Hess BJ, Lynn LA, Lipner RS, Holmboe ES. — American Board of Internal Medicine
Presented: Society of General Internal Medicine Conference, May 2009
Background: The American Board of Internal Medicine introduced Practice Improvement Modules for use in its Maintenance of Certification program to allow physicians to measure their performance and implement a quality improvement (QI) plan. We examined results from the Hypertension PIM to evaluate 1) hypertension care performance; 2) process and outcome measures physicians most frequently targeted for improvement; and 3) physician experience applying QI methods.
Methods: Data were from 115 general internists and 53 subspecialists (mostly nephrologists and cardiologists) who completed the Hypertension PIM in 2008. The PIM is a Web-based tool that enables physicians to implement quality measurement in their practices using chart review, patient surveys and a practice system assessment. Summary data from 25 medical records and patient surveys were reported to the physician, highlighting areas for improvement. The PIM calculated rates for 10 outcome and 21 process measures. Physicians were asked to target one outcome or process of care in a QI plan. After the QI plan was implemented and its effect measured, physicians reported the results to ABIM. Quantitative analyses were used to summarize performance rates and QI experiences.
Results: Notable performance results, reported as the mean percentage of patients at goal and aggregated at the physician level, include these outcomes measures: systolic blood pressure at goal 59%, diastolic blood pressure at goal 76% and LDL cholesterol at goal 60%. Key process measure results include serum creatinine testing within 12 months 90%, diabetes screening testing 93%, and recommending dietary approaches to stop hypertension (DASH diet) 28%. Patient survey results include following recommended eating plan 63%, rating hypertension care “excellent” 55%, and recommending practice to others 94%. The most common targets for improvement were systolic blood pressure control (20%) and recommending the DASH diet (15%). QI teams formed by physicians usually consisted of three members (physician, nurse and patient care assistant). Using a 9-point scale, physicians rated their QI teamwork experience high (mean = 7.71, SD = 1.32). QI tools used most frequently were checklists (44%), surveys (36%), and flow sheets (23%). Based on an average follow-up sample of 31, most physicians (97%) reported improvement in their targeted measure; improvement in performance rates ranged from 2% to 100% (mean change = 39%, SD = 27%). Average changes (deltas) for four improvement goal categories were: use of non-pharmacological treatment or self-care support +50% (69 physicians), blood pressure or lipid control +28% (52 physicians), use of recommended testing +37% (35 physicians), and medication selection/adherence +33% (12 physicians). More than 70% of physicians said the PIM was a valuable learning experience, helped identify areas of strengths and weaknesses in hypertension care, and that their QI efforts had a positive impact on other aspects of their practice.

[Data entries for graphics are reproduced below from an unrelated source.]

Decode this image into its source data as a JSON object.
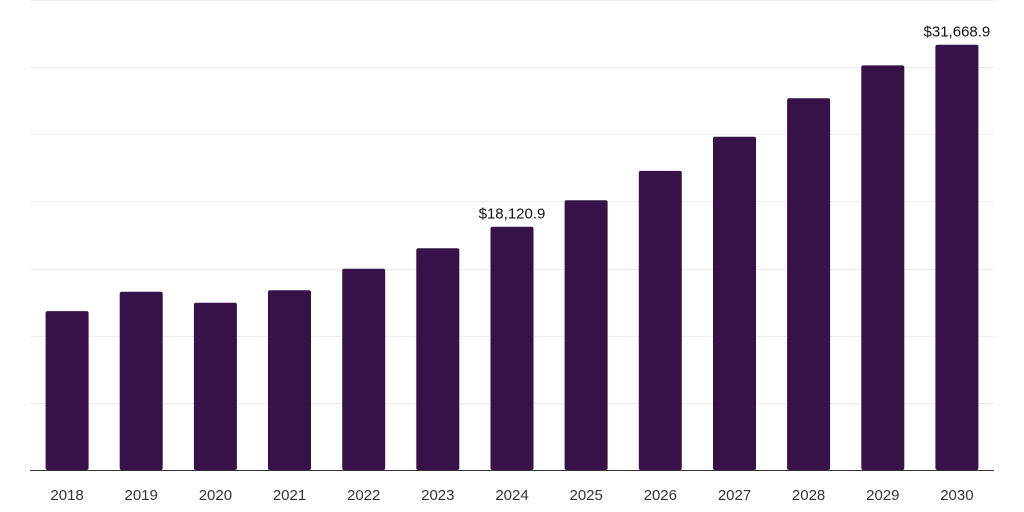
{
  "chart_data": {
    "type": "bar",
    "title": "",
    "xlabel": "",
    "ylabel": "",
    "categories": [
      "2018",
      "2019",
      "2020",
      "2021",
      "2022",
      "2023",
      "2024",
      "2025",
      "2026",
      "2027",
      "2028",
      "2029",
      "2030"
    ],
    "values": [
      11830,
      13280,
      12450,
      13380,
      14980,
      16510,
      18120.9,
      20090,
      22270,
      24810,
      27680,
      30130,
      31668.9
    ],
    "data_labels": [
      {
        "category": "2024",
        "text": "$18,120.9"
      },
      {
        "category": "2030",
        "text": "$31,668.9"
      }
    ],
    "ylim": [
      0,
      35000
    ],
    "gridlines": [
      0,
      5000,
      10000,
      15000,
      20000,
      25000,
      30000,
      35000
    ],
    "grid": true,
    "bar_color": "#371249"
  }
}
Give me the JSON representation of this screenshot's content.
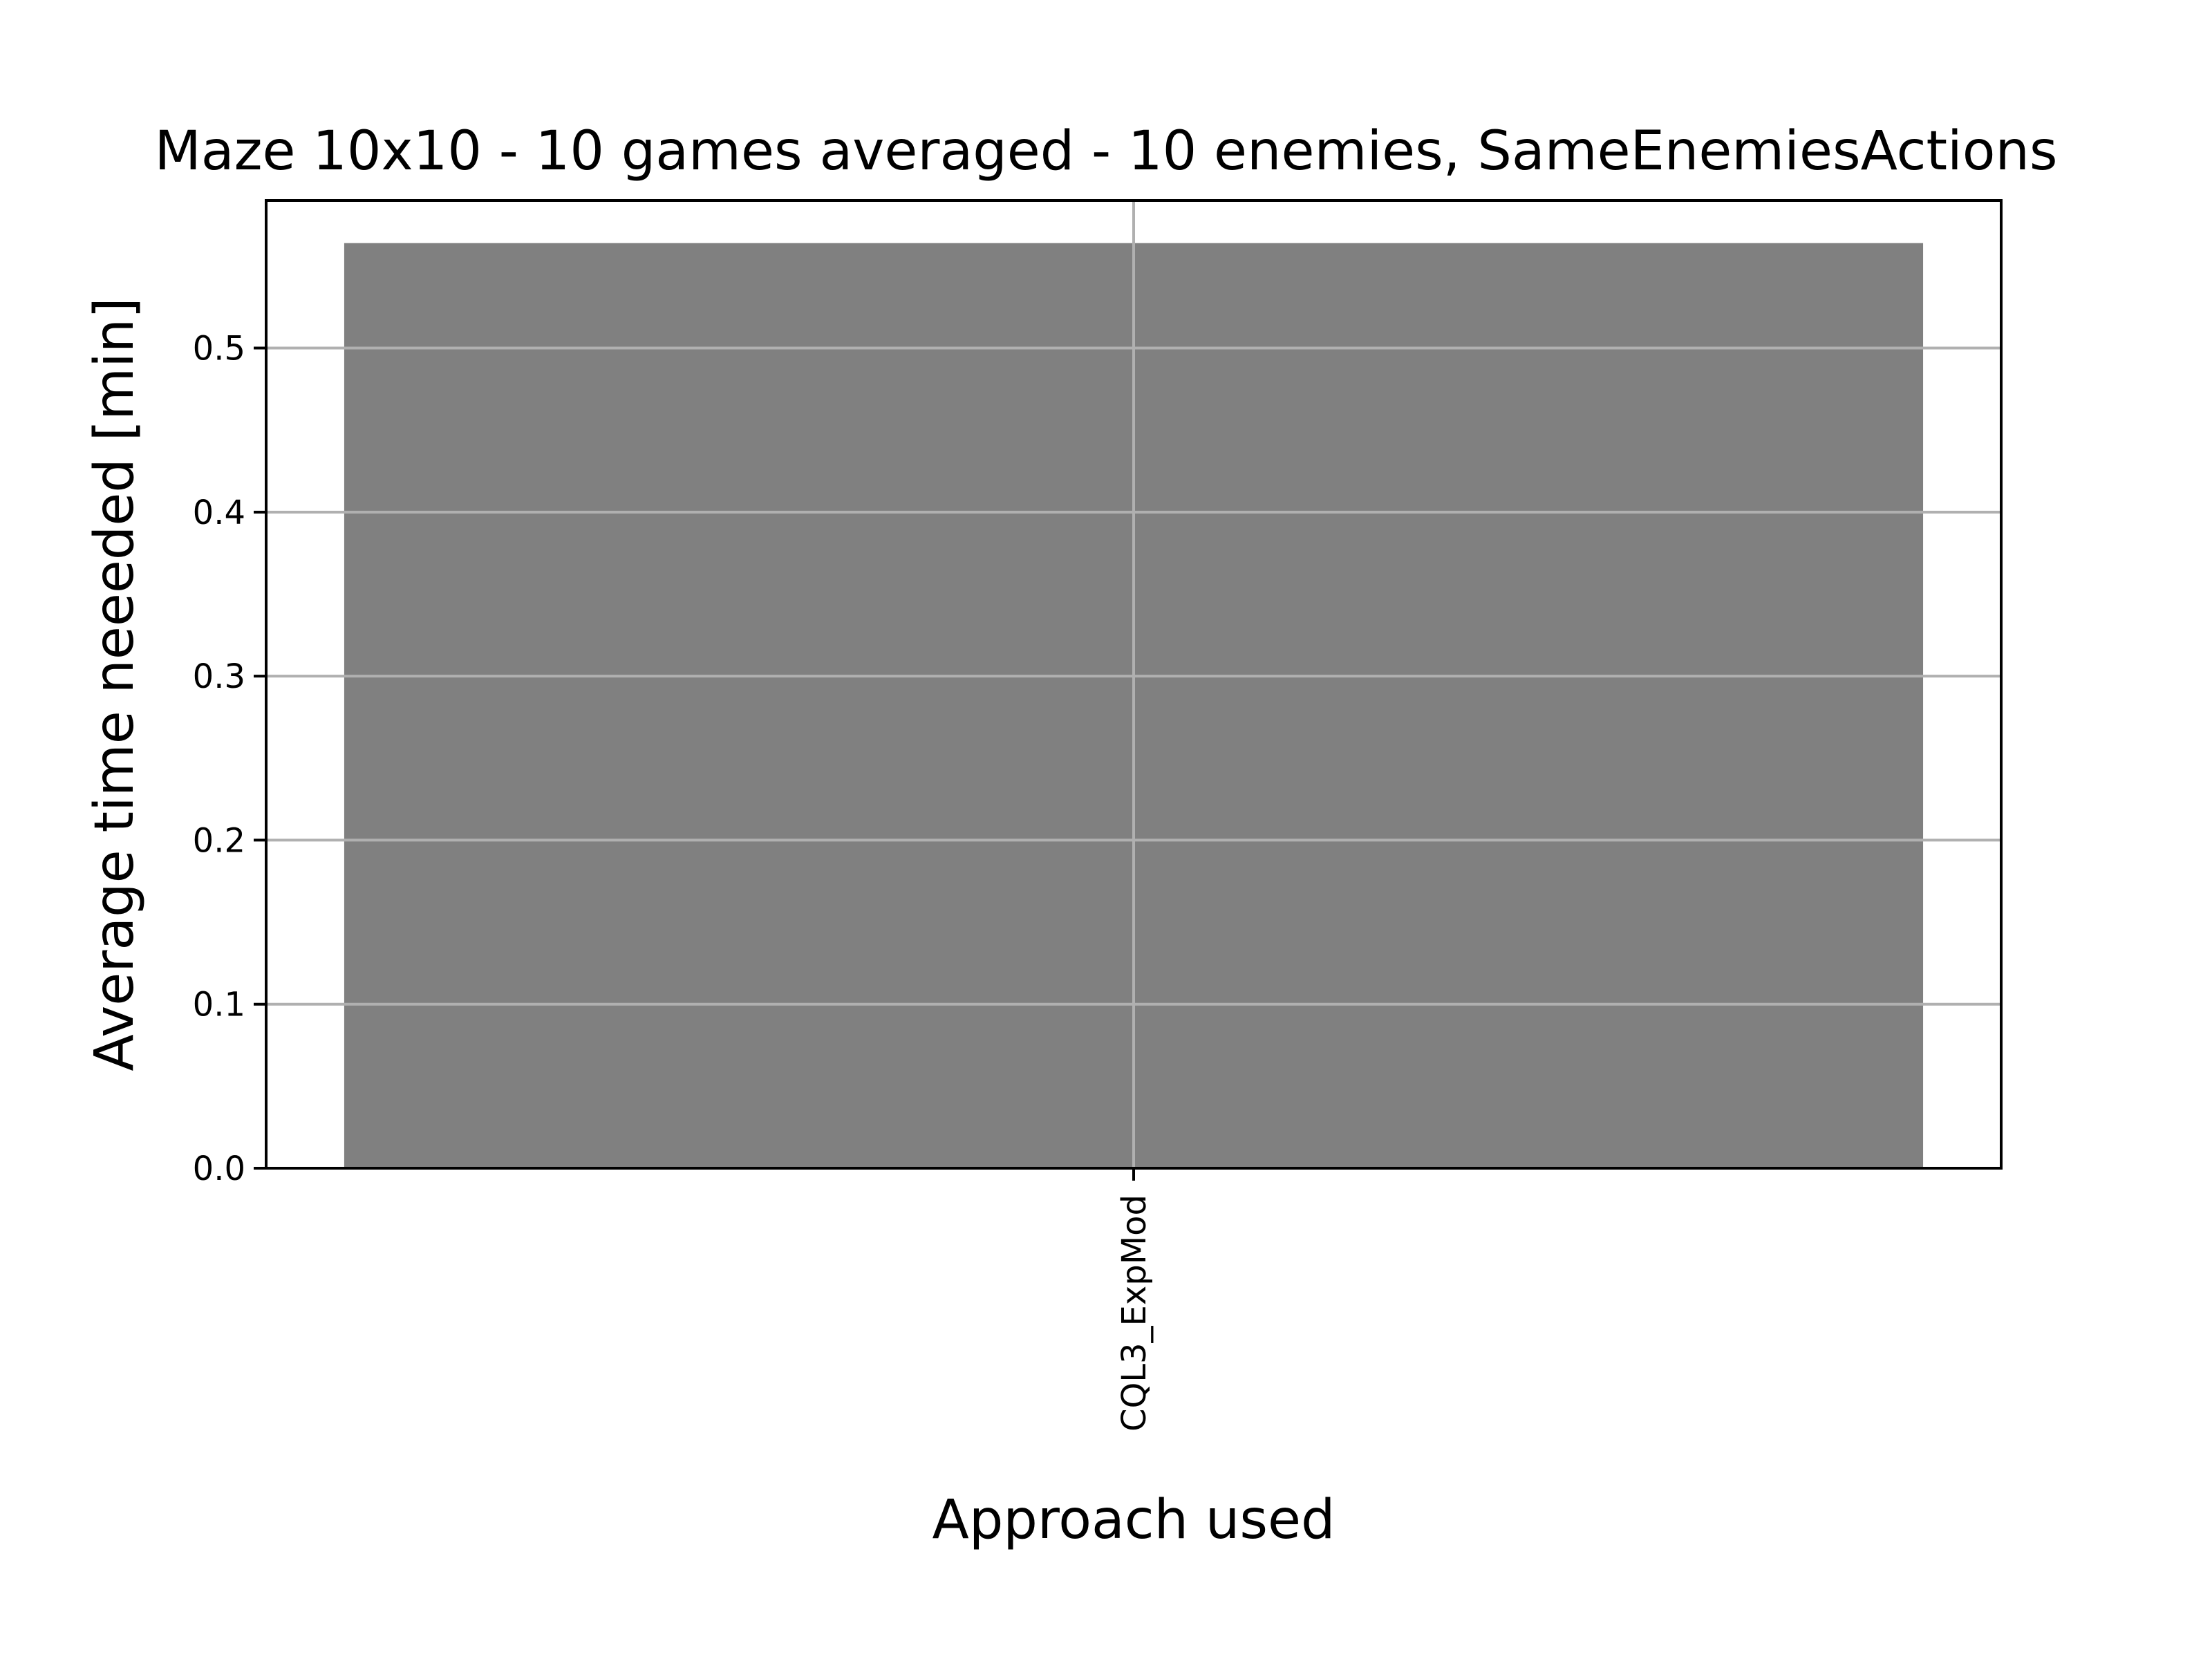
{
  "chart_data": {
    "type": "bar",
    "title": "Maze 10x10 - 10 games averaged - 10 enemies, SameEnemiesActions",
    "xlabel": "Approach used",
    "ylabel": "Average time neeeded [min]",
    "categories": [
      "CQL3_ExpMod"
    ],
    "values": [
      0.564
    ],
    "ylim": [
      0,
      0.59
    ],
    "yticks": [
      0.0,
      0.1,
      0.2,
      0.3,
      0.4,
      0.5
    ],
    "grid": true,
    "bar_color": "#808080",
    "grid_color": "#b0b0b0"
  }
}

Conclusion: When provided with a tool that enables implementation of quality measurement in their practices, physicians can identify areas to improve their current performance. With guidance in developing a QI plan, most physicians form teams and use evidence-based tools that lead to better performance. Greater improvements are made in process measures than outcome measures. No audit was performed and results may be inflated. Whether a single QI exercise leads to sustained effects is not known.